Des solutions alternatives à l’épisiotomie ?
Depuis quelque temps, des méthodes alternatives font surface dans l’idée de pouvoir limiter le recours à l’épisiotomie. C’est le cas du massage périnéal, effectué dans l’objectif de préparer les muscles à l’accouchement en augmentant leur élasticité et dont certains résultats scientifiques semblent montrer un bénéfice. Ou encore de la fameuse méthode Epi-No, inspirée d’une peuplade ougandaise dans laquelle les femmes préparent leur accouchement à l’aide de calebasses de diamètres progressifs. Très à la mode dans les pays scandinaves, la méthode Epi- No consiste à introduire dans son vagin une petite poire en silicone souple, puis à la gonfler à l’aide de légères pressions sur une pompe avant de l’expulser en tirant sur le tuyau.
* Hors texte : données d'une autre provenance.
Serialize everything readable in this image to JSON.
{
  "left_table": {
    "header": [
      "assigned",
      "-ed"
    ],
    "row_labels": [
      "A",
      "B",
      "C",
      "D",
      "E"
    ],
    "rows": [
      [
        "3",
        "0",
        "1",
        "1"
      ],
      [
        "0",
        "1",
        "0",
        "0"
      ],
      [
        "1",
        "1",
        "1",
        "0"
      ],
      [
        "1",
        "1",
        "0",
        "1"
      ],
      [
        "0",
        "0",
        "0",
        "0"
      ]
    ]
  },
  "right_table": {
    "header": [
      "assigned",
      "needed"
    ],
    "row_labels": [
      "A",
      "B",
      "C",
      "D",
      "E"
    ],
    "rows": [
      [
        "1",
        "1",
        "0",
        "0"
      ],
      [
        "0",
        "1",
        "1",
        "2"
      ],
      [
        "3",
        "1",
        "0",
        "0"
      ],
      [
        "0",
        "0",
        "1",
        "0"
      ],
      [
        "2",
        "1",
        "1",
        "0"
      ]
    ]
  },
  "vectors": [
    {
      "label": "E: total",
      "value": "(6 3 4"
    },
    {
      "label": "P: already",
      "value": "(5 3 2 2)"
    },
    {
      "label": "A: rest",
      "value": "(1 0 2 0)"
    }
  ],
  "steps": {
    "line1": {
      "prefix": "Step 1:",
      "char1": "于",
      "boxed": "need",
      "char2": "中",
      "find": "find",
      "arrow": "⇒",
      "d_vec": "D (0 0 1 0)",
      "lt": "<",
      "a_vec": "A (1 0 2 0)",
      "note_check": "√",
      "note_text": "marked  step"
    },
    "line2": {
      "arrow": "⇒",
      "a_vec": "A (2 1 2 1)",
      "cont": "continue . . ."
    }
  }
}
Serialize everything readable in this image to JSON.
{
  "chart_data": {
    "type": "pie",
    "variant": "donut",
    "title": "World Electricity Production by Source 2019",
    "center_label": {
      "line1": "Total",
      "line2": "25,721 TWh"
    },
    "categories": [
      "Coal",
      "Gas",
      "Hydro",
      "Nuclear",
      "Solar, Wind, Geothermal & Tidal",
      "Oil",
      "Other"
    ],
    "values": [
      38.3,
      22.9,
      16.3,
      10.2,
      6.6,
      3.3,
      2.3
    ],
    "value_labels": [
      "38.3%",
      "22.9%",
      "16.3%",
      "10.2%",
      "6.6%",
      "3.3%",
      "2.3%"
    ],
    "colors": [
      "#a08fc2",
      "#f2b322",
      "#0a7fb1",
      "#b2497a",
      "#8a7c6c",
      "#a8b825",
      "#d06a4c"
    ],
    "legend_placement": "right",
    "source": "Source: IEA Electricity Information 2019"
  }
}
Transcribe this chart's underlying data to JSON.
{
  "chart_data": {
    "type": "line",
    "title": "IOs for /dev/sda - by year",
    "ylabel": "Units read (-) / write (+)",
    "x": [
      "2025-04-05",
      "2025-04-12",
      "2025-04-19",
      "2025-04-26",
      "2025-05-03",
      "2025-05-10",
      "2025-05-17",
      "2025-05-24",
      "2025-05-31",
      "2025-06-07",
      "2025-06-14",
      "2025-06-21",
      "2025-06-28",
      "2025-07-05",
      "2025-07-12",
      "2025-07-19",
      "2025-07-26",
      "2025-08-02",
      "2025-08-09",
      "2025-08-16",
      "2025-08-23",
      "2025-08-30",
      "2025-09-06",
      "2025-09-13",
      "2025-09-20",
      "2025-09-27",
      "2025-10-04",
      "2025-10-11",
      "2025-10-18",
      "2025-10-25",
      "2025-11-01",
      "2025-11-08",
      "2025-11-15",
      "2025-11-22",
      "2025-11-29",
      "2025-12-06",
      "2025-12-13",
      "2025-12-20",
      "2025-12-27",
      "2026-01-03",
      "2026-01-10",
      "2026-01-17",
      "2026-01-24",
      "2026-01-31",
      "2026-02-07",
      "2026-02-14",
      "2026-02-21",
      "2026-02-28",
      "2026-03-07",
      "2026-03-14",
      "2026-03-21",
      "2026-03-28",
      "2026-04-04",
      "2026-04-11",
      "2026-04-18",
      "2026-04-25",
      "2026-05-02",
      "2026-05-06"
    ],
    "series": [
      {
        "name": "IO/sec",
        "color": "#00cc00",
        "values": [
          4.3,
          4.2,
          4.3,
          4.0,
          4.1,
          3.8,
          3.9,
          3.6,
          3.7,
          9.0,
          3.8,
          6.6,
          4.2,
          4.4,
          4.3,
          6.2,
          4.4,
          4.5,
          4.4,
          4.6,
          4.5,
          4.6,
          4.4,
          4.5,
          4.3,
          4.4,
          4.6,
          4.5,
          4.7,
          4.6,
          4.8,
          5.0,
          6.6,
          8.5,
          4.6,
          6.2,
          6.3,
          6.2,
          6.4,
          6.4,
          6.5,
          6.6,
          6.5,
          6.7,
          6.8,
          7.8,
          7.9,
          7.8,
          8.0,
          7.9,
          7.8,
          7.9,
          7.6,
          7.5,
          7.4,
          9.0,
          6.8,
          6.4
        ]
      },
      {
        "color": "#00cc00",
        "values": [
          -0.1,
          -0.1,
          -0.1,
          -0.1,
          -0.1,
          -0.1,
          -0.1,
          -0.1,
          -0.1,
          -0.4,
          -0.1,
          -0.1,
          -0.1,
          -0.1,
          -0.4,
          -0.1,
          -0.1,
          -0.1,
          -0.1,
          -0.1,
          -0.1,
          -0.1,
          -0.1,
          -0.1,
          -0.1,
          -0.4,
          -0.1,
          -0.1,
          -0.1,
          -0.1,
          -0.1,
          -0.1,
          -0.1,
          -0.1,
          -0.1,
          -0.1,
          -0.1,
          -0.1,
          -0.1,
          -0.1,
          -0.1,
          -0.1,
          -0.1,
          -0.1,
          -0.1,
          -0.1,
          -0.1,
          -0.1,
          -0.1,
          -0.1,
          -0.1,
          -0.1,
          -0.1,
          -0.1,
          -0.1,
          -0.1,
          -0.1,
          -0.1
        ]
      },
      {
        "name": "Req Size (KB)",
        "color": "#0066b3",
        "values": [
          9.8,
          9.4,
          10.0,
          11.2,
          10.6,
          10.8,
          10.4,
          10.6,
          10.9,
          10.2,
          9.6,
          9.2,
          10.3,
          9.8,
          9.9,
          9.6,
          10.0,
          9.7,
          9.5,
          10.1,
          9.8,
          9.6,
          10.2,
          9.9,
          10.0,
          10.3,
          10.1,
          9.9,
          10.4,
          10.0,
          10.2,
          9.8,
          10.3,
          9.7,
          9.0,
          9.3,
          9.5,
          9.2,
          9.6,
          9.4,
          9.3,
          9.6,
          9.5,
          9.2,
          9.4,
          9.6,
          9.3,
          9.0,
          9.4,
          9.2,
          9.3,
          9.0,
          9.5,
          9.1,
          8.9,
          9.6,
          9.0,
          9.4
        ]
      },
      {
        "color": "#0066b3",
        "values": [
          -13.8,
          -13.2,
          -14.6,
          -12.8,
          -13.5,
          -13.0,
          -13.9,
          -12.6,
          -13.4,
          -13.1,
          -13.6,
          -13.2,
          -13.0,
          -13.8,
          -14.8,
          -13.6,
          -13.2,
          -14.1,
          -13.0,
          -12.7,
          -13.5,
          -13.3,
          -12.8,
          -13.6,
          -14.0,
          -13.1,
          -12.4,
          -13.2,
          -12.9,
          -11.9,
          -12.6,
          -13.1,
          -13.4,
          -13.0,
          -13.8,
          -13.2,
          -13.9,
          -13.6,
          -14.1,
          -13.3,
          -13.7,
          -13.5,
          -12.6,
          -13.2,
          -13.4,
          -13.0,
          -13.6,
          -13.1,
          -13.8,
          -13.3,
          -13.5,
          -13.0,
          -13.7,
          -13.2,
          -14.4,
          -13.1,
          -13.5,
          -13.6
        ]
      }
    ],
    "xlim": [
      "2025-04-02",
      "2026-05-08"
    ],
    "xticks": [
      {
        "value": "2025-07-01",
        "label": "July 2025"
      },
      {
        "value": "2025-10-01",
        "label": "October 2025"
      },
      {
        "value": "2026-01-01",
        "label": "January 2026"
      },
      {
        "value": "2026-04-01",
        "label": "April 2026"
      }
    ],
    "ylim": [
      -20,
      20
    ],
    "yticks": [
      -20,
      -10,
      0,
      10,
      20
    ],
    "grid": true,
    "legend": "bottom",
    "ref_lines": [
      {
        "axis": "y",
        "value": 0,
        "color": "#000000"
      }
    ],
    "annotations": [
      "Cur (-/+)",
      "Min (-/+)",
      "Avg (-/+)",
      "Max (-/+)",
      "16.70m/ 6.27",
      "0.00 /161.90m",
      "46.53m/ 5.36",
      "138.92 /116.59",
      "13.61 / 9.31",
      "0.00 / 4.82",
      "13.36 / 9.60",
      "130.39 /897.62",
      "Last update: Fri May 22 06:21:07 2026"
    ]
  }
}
La technique peut être débutée dès le milieu du 3e mois et jusqu’à la veille de l’accouchement, en augmentant progressivement le diamètre de la poire. Là encore, l’objectif est de muscler le périnée pour éviter les déchirures au moment de l’accouchement et les complications telles que l’incontinence urinaire d’effort ensuite. Cependant, le Dr François Goffinet reste prudent concernant ces diverses méthodes de préparation à l’accouchement : « J’ai bien entendu des patientes qui les utilisent, mais je ne les recommanderai pas tant qu’il n’y aura pas de données qui auront montré une réelle efficacité », indique-t-il.
Que faire en cas de douleurs ?
La cicatrisation d’une épisiotomie dure généralement entre 3 jours et plusieurs semaines. Les premiers jours, la douleur peut être intense. Elle varie en fonction de la patiente et de la taille de l’épisiotomie. En cas de douleur, il est recommandé de prendre des antidouleurs, en alternant paracétamol et anti-inflammatoires. Si les douleurs persistent au-delà de quelques mois, il existe des solutions : n’hésitez pas à en parler à votre sagefemme ou gynécologue
Quels sont les soins à réaliser ?
Les soins sont les mêmes que pour toute autre cicatrice cutanée. Il est recommandé de faire une toilette avec un savon au pH neutre et de sécher la cicatrice en la tamponnant avec une compresse.
À savoir
Une femme qui a eu une épisiotomie pour son premier enfant n’en aura pas forcément besoin pour les autres.